Most schools have moved online, as have some exams. In a matter of weeks, access to the internet became the basic minimum requirement for access to education. A widely cited report from India’s National Statistical Office (NSO), which surveyed household consumption on education in 2017-18, provides the context in which to see students’ access to the internet, and thereby education. The survey found that only 15 per cent of the rural households had access to the internet as opposed to 42 per cent in urban areas. Not all of these students would attend their classes on a swanky, fast desktop or laptop. A mere 4.4 per cent of the rural households had a computer. Students attending school remotely ended up borrowing phones from adults in the house. Urban areas fared better by comparison, but still had gaps. The survey found that only 23.4 per cent of the urban households had computers. 

We see the limited access to devices and the internet manifest itself in the burdens students have had to take on. There were reports of schoolchildren in an Uttarakhand district trekking a few kilometres away to catch a signal when they needed to attend classes or submit assignments. In the more poorly connected rural areas of the Northeastern state of Sikkim, teachers took to visiting students one-by-one, and teaching them in person. In the national capital, New Delhi, where things are significantly better, only 60 per cent of the students of Delhi government schools are reported to have been able to attend online classes in the first two months of the lockdown.

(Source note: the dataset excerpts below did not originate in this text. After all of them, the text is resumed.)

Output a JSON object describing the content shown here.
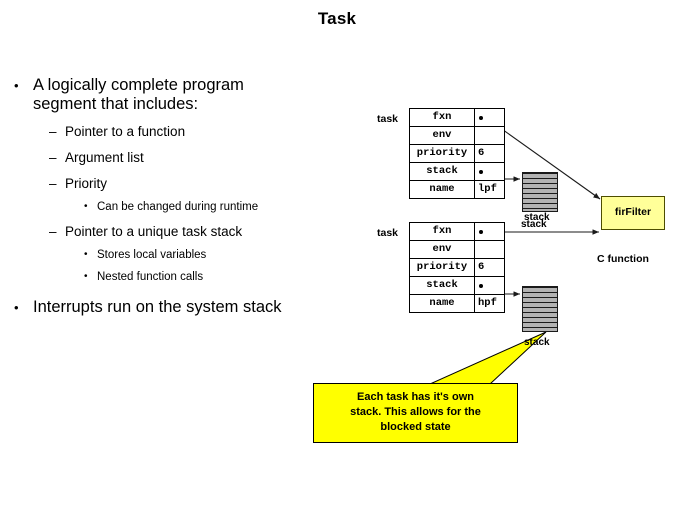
{
  "slide": {
    "title": "Task"
  },
  "bullets": [
    {
      "level": 1,
      "mark": "•",
      "text": "A logically complete program segment that includes:"
    },
    {
      "level": 2,
      "mark": "–",
      "text": "Pointer to a function"
    },
    {
      "level": 2,
      "mark": "–",
      "text": "Argument list"
    },
    {
      "level": 2,
      "mark": "–",
      "text": "Priority"
    },
    {
      "level": 3,
      "mark": "•",
      "text": "Can be changed during runtime"
    },
    {
      "level": 2,
      "mark": "–",
      "text": "Pointer to a unique task stack"
    },
    {
      "level": 3,
      "mark": "•",
      "text": "Stores local variables"
    },
    {
      "level": 3,
      "mark": "•",
      "text": "Nested function calls"
    },
    {
      "level": 1,
      "mark": "•",
      "text": "Interrupts run on the system stack"
    }
  ],
  "diagram": {
    "task1": {
      "label": "task",
      "rows": [
        {
          "name": "fxn",
          "value": "",
          "pointer": true
        },
        {
          "name": "env",
          "value": "",
          "pointer": false
        },
        {
          "name": "priority",
          "value": "6",
          "pointer": false
        },
        {
          "name": "stack",
          "value": "",
          "pointer": true
        },
        {
          "name": "name",
          "value": "lpf",
          "pointer": false
        }
      ],
      "stack_caption": "stack"
    },
    "task2": {
      "label": "task",
      "rows": [
        {
          "name": "fxn",
          "value": "",
          "pointer": true
        },
        {
          "name": "env",
          "value": "",
          "pointer": false
        },
        {
          "name": "priority",
          "value": "6",
          "pointer": false
        },
        {
          "name": "stack",
          "value": "",
          "pointer": true
        },
        {
          "name": "name",
          "value": "hpf",
          "pointer": false
        }
      ],
      "stack_caption": "stack"
    },
    "stack_arrow_label": "stack",
    "fir": {
      "label": "firFilter",
      "caption": "C function",
      "fill_color": "#ffff99"
    },
    "callout": {
      "line1": "Each task has it's own",
      "line2": "stack.  This allows for the",
      "line3": "blocked state",
      "fill_color": "#ffff00"
    }
  }
}
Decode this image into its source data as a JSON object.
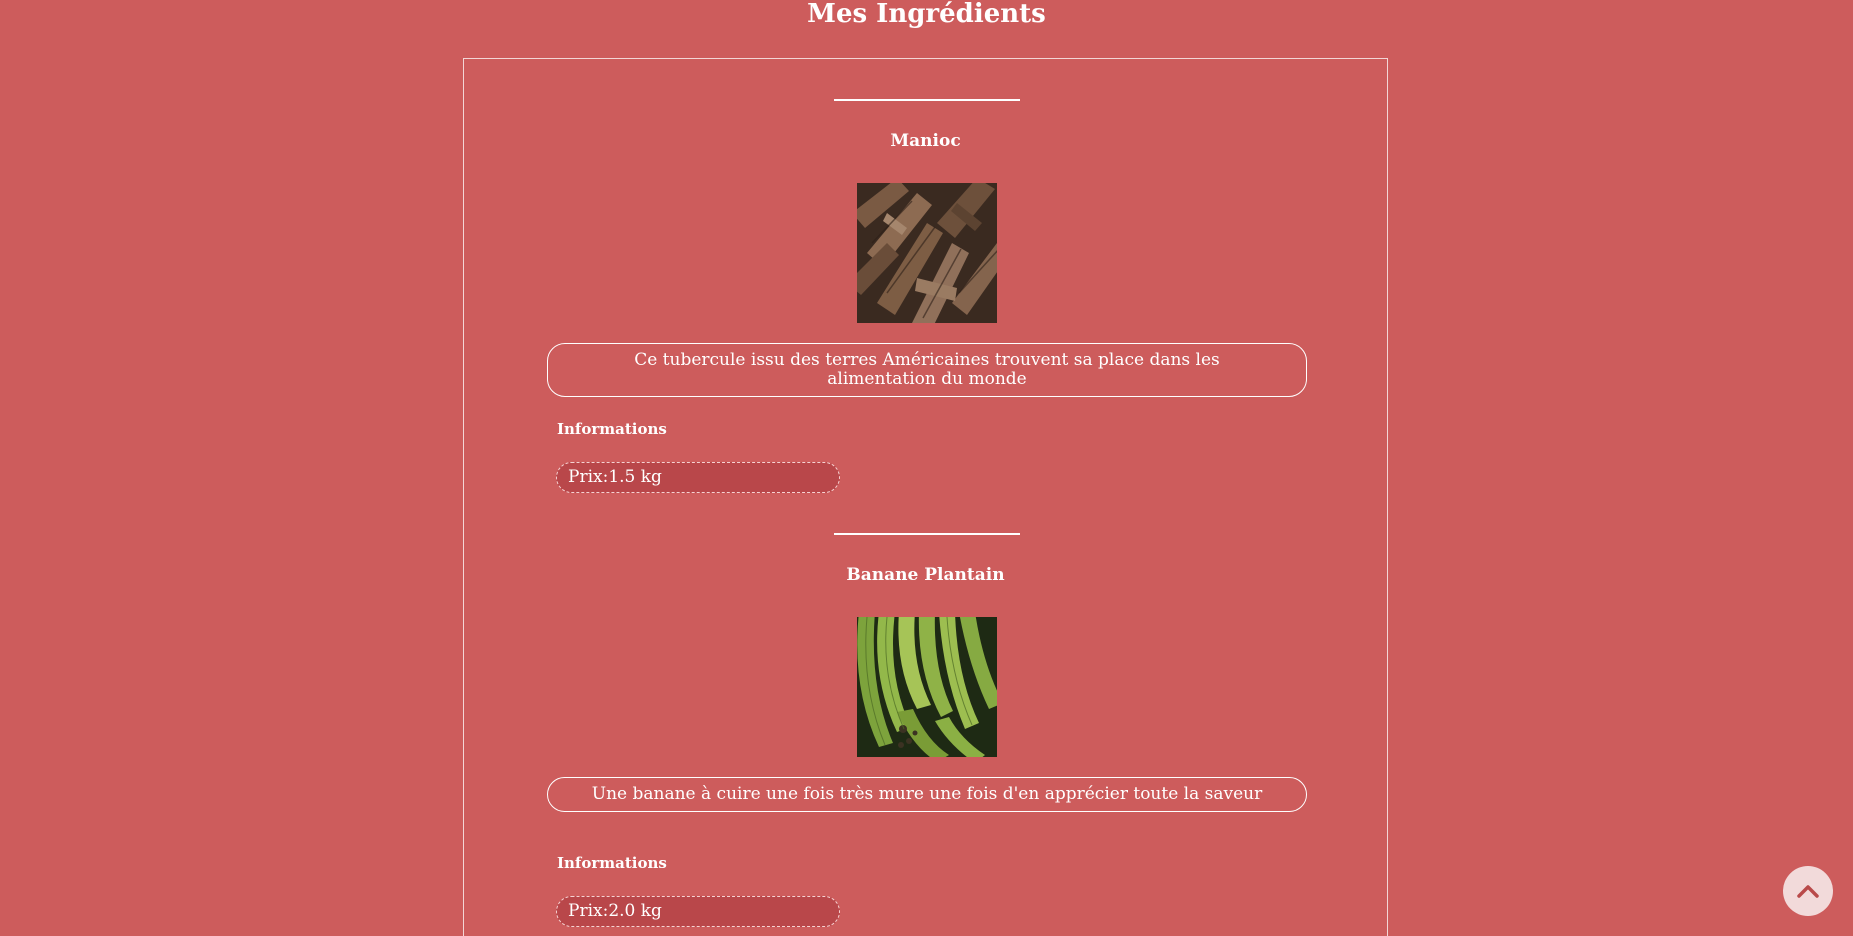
{
  "page": {
    "title": "Mes Ingrédients"
  },
  "ingredients": [
    {
      "name": "Manioc",
      "description": "Ce tubercule issu des terres Américaines trouvent sa place dans les alimentation du monde",
      "info_label": "Informations",
      "price": "Prix:1.5 kg",
      "image": "cassava-roots-photo"
    },
    {
      "name": "Banane Plantain",
      "description": "Une banane à cuire une fois très mure une fois d'en apprécier toute la saveur",
      "info_label": "Informations",
      "price": "Prix:2.0 kg",
      "image": "plantain-bananas-photo"
    }
  ],
  "scroll_top": {
    "icon": "chevron-up-icon"
  },
  "colors": {
    "background": "#cd5c5c",
    "pill": "#b9474a",
    "text": "#ffffff",
    "scroll_button": "#f2dada",
    "chevron": "#b94a4a"
  }
}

Apart from the rural-urban divide, a key factor determining digital access is gender. The number of women accessing the internet has increased in absolute terms over the years, though in relative terms, they still lag behind. Needless to say, women in rural areas face double the barriers. The IAMAI report mentioned above measures internet usage along the binary ideation of gender. In November 2019, it found the nationwide ratio of male to female internet users to be 65:35. In rural areas, this was 69:31 while in urban areas it was 60:40.

The gap translates into smartphone ownership as well. According to a 2020 report on the “Mobile Gender Gap” from the Global System for Mobile Communication Association (GSMA) – where again, gender was considered along a normative binary – 31 per cent men owned mobile phones as opposed to 14 per cent women in India.

Despite prevailing social divides more or less transplanted into internet access patterns, there is room for cautious optimism going forward. Rural connectivity and women’s internet usage today is much higher than it was 10 years ago. Content and services in local Indian languages have already found a promising number of takers in recent years. With more inclusive strategies, one can expect to find opportunities to close these gaps in India, be they in a landlocked state or a far-flung island.

"Views expressed here are the author’s own and do not represent those of her employer, Proto".

Disclaimer: This article was prepared with the support of the Heinrich Böll Stiftung India. The views and analysis contained in the publication are those of the author and do not necessarily represent the views of the Heinrich Böll Stiftung.